Another example of compliments would be hot dogs and hot dog buns, or salt and pepper. Prices of substitutes also affect the consumer demand. Substitutes are products that are similar that the consumers would value the same, so the last deciding factor would be the price. An example of a substitute would be Coke and Pepsi, or different brands of the same product. Continuing with the shampoo example, I was recently in the store to buy some shampoo when I noticed one brand on sale. I don’t really have a preference to which shampoo brand is my favourite, so I chose the one on sale. The only thing that would have led someone to choose the more expensive brand would be if it had something better to offer. For example, a different, more expensive brand may say that it will help prevent split ends or make your hair grow faster and fuller. This might push the consumer to pay the extra money to get the special features. The last category is the number of buyers in the market. If there are more people wanting to buy something in the market, the demand will go up as well. For example, holiday’s are a good example of this. On Halloween, there are more people willing to buy a lot of chocolates, so the demand for chocolates increases significantly.

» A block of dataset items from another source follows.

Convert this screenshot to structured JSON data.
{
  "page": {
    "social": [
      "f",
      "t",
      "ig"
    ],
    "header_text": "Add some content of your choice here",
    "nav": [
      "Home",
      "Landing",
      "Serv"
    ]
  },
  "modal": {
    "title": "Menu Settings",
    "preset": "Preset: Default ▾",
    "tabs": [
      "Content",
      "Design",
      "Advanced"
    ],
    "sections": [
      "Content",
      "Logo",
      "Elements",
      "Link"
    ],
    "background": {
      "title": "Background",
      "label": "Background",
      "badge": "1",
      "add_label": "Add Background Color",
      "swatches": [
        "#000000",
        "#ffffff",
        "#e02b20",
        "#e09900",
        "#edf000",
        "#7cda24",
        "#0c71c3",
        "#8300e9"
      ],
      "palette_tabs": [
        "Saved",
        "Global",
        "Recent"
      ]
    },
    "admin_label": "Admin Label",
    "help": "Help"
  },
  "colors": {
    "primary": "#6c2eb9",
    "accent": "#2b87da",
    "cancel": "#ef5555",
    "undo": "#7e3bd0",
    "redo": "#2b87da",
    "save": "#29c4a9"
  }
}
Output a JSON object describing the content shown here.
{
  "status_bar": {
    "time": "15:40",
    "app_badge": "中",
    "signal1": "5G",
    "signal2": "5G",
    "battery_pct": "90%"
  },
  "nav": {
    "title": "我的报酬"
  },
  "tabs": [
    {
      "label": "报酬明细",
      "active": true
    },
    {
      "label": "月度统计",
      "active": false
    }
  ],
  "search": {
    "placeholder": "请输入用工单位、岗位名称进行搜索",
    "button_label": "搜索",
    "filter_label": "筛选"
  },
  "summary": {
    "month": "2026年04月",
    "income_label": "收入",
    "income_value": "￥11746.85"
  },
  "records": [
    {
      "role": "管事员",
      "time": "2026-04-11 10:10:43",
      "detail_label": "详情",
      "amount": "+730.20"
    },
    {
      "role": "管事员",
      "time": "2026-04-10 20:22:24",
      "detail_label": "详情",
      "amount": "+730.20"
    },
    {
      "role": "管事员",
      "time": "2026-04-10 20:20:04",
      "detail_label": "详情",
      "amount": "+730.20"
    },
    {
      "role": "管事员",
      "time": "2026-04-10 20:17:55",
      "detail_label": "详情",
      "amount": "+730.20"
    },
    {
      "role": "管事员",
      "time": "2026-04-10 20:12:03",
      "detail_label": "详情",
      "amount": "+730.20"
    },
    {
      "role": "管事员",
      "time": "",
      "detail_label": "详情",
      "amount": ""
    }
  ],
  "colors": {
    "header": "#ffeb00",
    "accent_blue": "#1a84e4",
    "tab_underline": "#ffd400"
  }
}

A concept in Cocktail Party Economics that I found pretty surprising was how much of an effect big players in the market have an effect on locally owned businesses. It explains that bigger businesses can get their products from much farther away, from developing countries that can pay their employees much less, therefore making it a lot less expensive for bigger businesses to buy. The locally owned, small businesses do not have the money or opportunity to buy from those countries, so they have to buy their products from places closer to them, which makes it more expensive. Since these small businesses are buying the products for more expensive, they have to sell them for more. No customer is going to see the same product at two places and opt to buy the more expensive one. This makes it much more difficult for these small businesses to continue operating since their costs are so high. A family friend of mine owns a small business up north but they seem to be doing well. I never thought about why they are not struggling, but after reading this chapter, I realize that it is because they don’t have any competition up there. They live in a small town and there are no big businesses, only locally owned businesses.